Search code examples
scalamavenapache-sparksbtparquet

Not able to read parquet files in spark : java.lang.NoSuchMethodError: org.json4s.jackson.JsonMethods


I am trying to read snappy compressed parquet file but keep on getting below exception. I am not able to find the root cause for this exception, can someone please guide me here?

   val sparkSession: SparkSession = SparkSession.builder()
  .master("local[2]")
  .config("spark.ui.enabled",false)
  .appName("local-intellij")
  .getOrCreate()
val df = sparkSession.read.parquet("C:\\data\\parquet\\part-00000-4ce5708f-2f50-485d-8ae4-7c5ea440fda6.c000.snappy.parquet")

My dependencies are :

lazy val json4sVersion = "3.5.0"
lazy val json4sDeps = Seq(
"org.json4s" %% "json4s-core" % json4sVersion,
"org.json4s" %% "json4s-native" % json4sVersion,
"org.json4s" %% "json4s-ast" % json4sVersion,
"org.json4s" %% "json4s-jackson" % json4sVersion)
lazy val sparkVersionCore = "2.3.0.cloudera2"
lazy val sparkDeps = Seq(
"org.apache.spark" %% "spark-hive" % sparkVersionCore,
"org.apache.spark" %% "spark-core" % sparkVersionCore)

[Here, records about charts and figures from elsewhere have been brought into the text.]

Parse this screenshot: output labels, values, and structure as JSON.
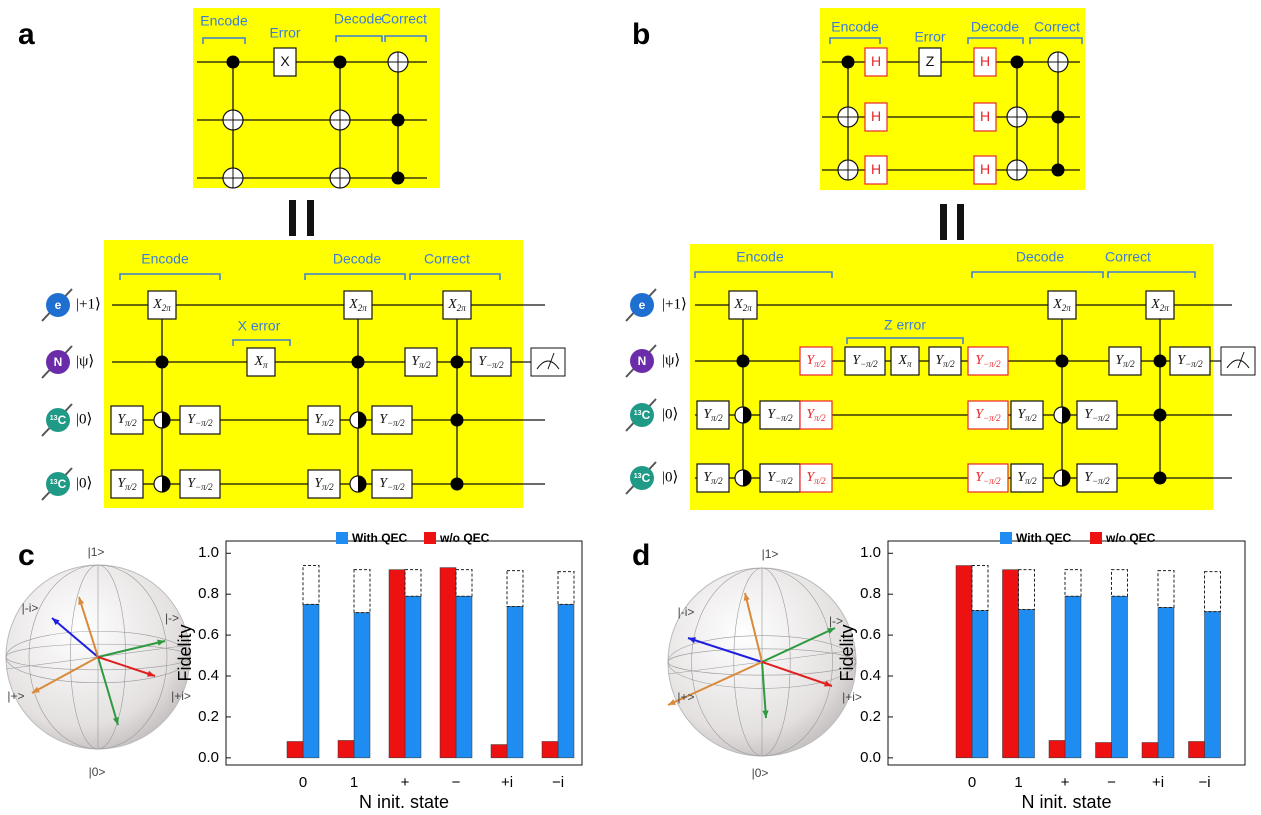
{
  "panels": [
    {
      "label": "a",
      "top_circuit": {
        "stages": [
          "Encode",
          "Error",
          "Decode",
          "Correct"
        ],
        "gates": [
          {
            "base": "X"
          }
        ]
      },
      "bottom_circuit": {
        "stages": [
          "Encode",
          "X error",
          "Decode",
          "Correct"
        ],
        "qubits": [
          {
            "icon": "e",
            "state": "|+1⟩"
          },
          {
            "icon": "N",
            "state": "|ψ⟩"
          },
          {
            "icon_sup": "13",
            "icon": "C",
            "state": "|0⟩"
          },
          {
            "icon_sup": "13",
            "icon": "C",
            "state": "|0⟩"
          }
        ],
        "gates": [
          {
            "base": "X",
            "sub": "2π"
          },
          {
            "base": "Y",
            "sub": "π/2"
          },
          {
            "base": "Y",
            "sub": "π/2"
          },
          {
            "base": "Y",
            "sub": "−π/2"
          },
          {
            "base": "Y",
            "sub": "−π/2"
          },
          {
            "base": "X",
            "sub": "π"
          },
          {
            "base": "Y",
            "sub": "π/2"
          },
          {
            "base": "Y",
            "sub": "π/2"
          },
          {
            "base": "X",
            "sub": "2π"
          },
          {
            "base": "Y",
            "sub": "−π/2"
          },
          {
            "base": "Y",
            "sub": "−π/2"
          },
          {
            "base": "Y",
            "sub": "π/2"
          },
          {
            "base": "X",
            "sub": "2π"
          },
          {
            "base": "Y",
            "sub": "−π/2"
          }
        ]
      }
    },
    {
      "label": "b",
      "top_circuit": {
        "stages": [
          "Encode",
          "Error",
          "Decode",
          "Correct"
        ],
        "gates": [
          {
            "base": "H",
            "color": "#e8262a"
          },
          {
            "base": "H",
            "color": "#e8262a"
          },
          {
            "base": "H",
            "color": "#e8262a"
          },
          {
            "base": "Z"
          },
          {
            "base": "H",
            "color": "#e8262a"
          },
          {
            "base": "H",
            "color": "#e8262a"
          },
          {
            "base": "H",
            "color": "#e8262a"
          }
        ]
      },
      "bottom_circuit": {
        "stages": [
          "Encode",
          "Z error",
          "Decode",
          "Correct"
        ],
        "qubits": [
          {
            "icon": "e",
            "state": "|+1⟩"
          },
          {
            "icon": "N",
            "state": "|ψ⟩"
          },
          {
            "icon_sup": "13",
            "icon": "C",
            "state": "|0⟩"
          },
          {
            "icon_sup": "13",
            "icon": "C",
            "state": "|0⟩"
          }
        ],
        "gates": [
          {
            "base": "X",
            "sub": "2π"
          },
          {
            "base": "Y",
            "sub": "π/2"
          },
          {
            "base": "Y",
            "sub": "π/2"
          },
          {
            "base": "Y",
            "sub": "−π/2"
          },
          {
            "base": "Y",
            "sub": "−π/2"
          },
          {
            "base": "Y",
            "sub": "π/2",
            "color": "#e8262a"
          },
          {
            "base": "Y",
            "sub": "π/2",
            "color": "#e8262a"
          },
          {
            "base": "Y",
            "sub": "π/2",
            "color": "#e8262a"
          },
          {
            "base": "Y",
            "sub": "−π/2"
          },
          {
            "base": "X",
            "sub": "π"
          },
          {
            "base": "Y",
            "sub": "π/2"
          },
          {
            "base": "Y",
            "sub": "−π/2",
            "color": "#e8262a"
          },
          {
            "base": "Y",
            "sub": "−π/2",
            "color": "#e8262a"
          },
          {
            "base": "Y",
            "sub": "−π/2",
            "color": "#e8262a"
          },
          {
            "base": "Y",
            "sub": "π/2"
          },
          {
            "base": "Y",
            "sub": "π/2"
          },
          {
            "base": "X",
            "sub": "2π"
          },
          {
            "base": "Y",
            "sub": "−π/2"
          },
          {
            "base": "Y",
            "sub": "−π/2"
          },
          {
            "base": "Y",
            "sub": "π/2"
          },
          {
            "base": "X",
            "sub": "2π"
          },
          {
            "base": "Y",
            "sub": "−π/2"
          }
        ]
      }
    },
    {
      "label": "c",
      "bloch_labels": [
        "|1>",
        "|0>",
        "|-i>",
        "|+i>",
        "|->",
        "|+>"
      ]
    },
    {
      "label": "d",
      "bloch_labels": [
        "|1>",
        "|0>",
        "|-i>",
        "|+i>",
        "|->",
        "|+>"
      ]
    }
  ],
  "chart_data": [
    {
      "type": "bar",
      "categories": [
        "0",
        "1",
        "+",
        "−",
        "+i",
        "−i"
      ],
      "series": [
        {
          "name": "With QEC",
          "color": "#1e8cf0",
          "values": [
            0.75,
            0.71,
            0.79,
            0.79,
            0.74,
            0.75
          ]
        },
        {
          "name": "w/o QEC",
          "color": "#ee1111",
          "values": [
            0.08,
            0.085,
            0.92,
            0.93,
            0.065,
            0.08
          ]
        }
      ],
      "dashed_values": [
        0.94,
        0.92,
        0.92,
        0.92,
        0.915,
        0.91
      ],
      "xlabel": "N init. state",
      "ylabel": "Fidelity",
      "ylim": [
        -0.035,
        1.06
      ],
      "yticks": [
        {
          "value": 0,
          "label": "0.0"
        },
        0.2,
        0.4,
        0.6,
        0.8,
        {
          "value": 1,
          "label": "1.0"
        }
      ]
    },
    {
      "type": "bar",
      "categories": [
        "0",
        "1",
        "+",
        "−",
        "+i",
        "−i"
      ],
      "series": [
        {
          "name": "With QEC",
          "color": "#1e8cf0",
          "values": [
            0.72,
            0.725,
            0.79,
            0.79,
            0.735,
            0.715
          ]
        },
        {
          "name": "w/o QEC",
          "color": "#ee1111",
          "values": [
            0.94,
            0.92,
            0.085,
            0.075,
            0.075,
            0.08
          ]
        }
      ],
      "dashed_values": [
        0.94,
        0.92,
        0.92,
        0.92,
        0.915,
        0.91
      ],
      "xlabel": "N init. state",
      "ylabel": "Fidelity",
      "ylim": [
        -0.035,
        1.06
      ],
      "yticks": [
        {
          "value": 0,
          "label": "0.0"
        },
        0.2,
        0.4,
        0.6,
        0.8,
        {
          "value": 1,
          "label": "1.0"
        }
      ]
    }
  ]
}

java.lang.NoSuchMethodError: org.json4s.jackson.JsonMethods$.parse(Lorg/json4s/JsonInput;Z)Lorg/json4s/JsonAST$JValue; at org.apache.spark.sql.types.DataType$.fromJson(DataType.scala:113) at org.apache.spark.sql.execution.datasources.parquet.ParquetFileFormat$$anonfun$org$apache$spark$sql$execution$datasources$parquet$ParquetFileFormat$$deserializeSchemaString$3.apply(ParquetFileFormat.scala:650) at org.apache.spark.sql.execution.datasources.parquet.ParquetFileFormat$$anonfun$org$apache$spark$sql$execution$datasources$parquet$ParquetFileFormat$$deserializeSchemaString$3.apply(ParquetFileFormat.scala:650) at scala.util.Try$.apply(Try.scala:192) at org.apache.spark.sql.execution.datasources.parquet.ParquetFileFormat$.org$apache$spark$sql$execution$datasources$parquet$ParquetFileFormat$$deserializeSchemaString(ParquetFileFormat.scala:650) at org.apache.spark.sql.execution.datasources.parquet.ParquetFileFormat$$anonfun$readSchemaFromFooter$1.apply(ParquetFileFormat.scala:643) at org.apache.spark.sql.execution.datasources.parquet.ParquetFileFormat$$anonfun$readSchemaFromFooter$1.apply(ParquetFileFormat.scala:643)


Solution

  • clear jar version mismatch for spark version 2.3.0.

    AFAIK you have to use org.json4s json4s-jackson_2.11 3.2.11

    // https://mvnrepository.com/artifact/org.json4s/json4s-jackson
    libraryDependencies += "org.json4s" %% "json4s-jackson" % "3.2.11"
    

    AFAIK this entry is not reuqired I think will be auomatically downloaded once you mention the spark version in sbt. Just try to remove the entry and see... if its not working add aforementioned entry.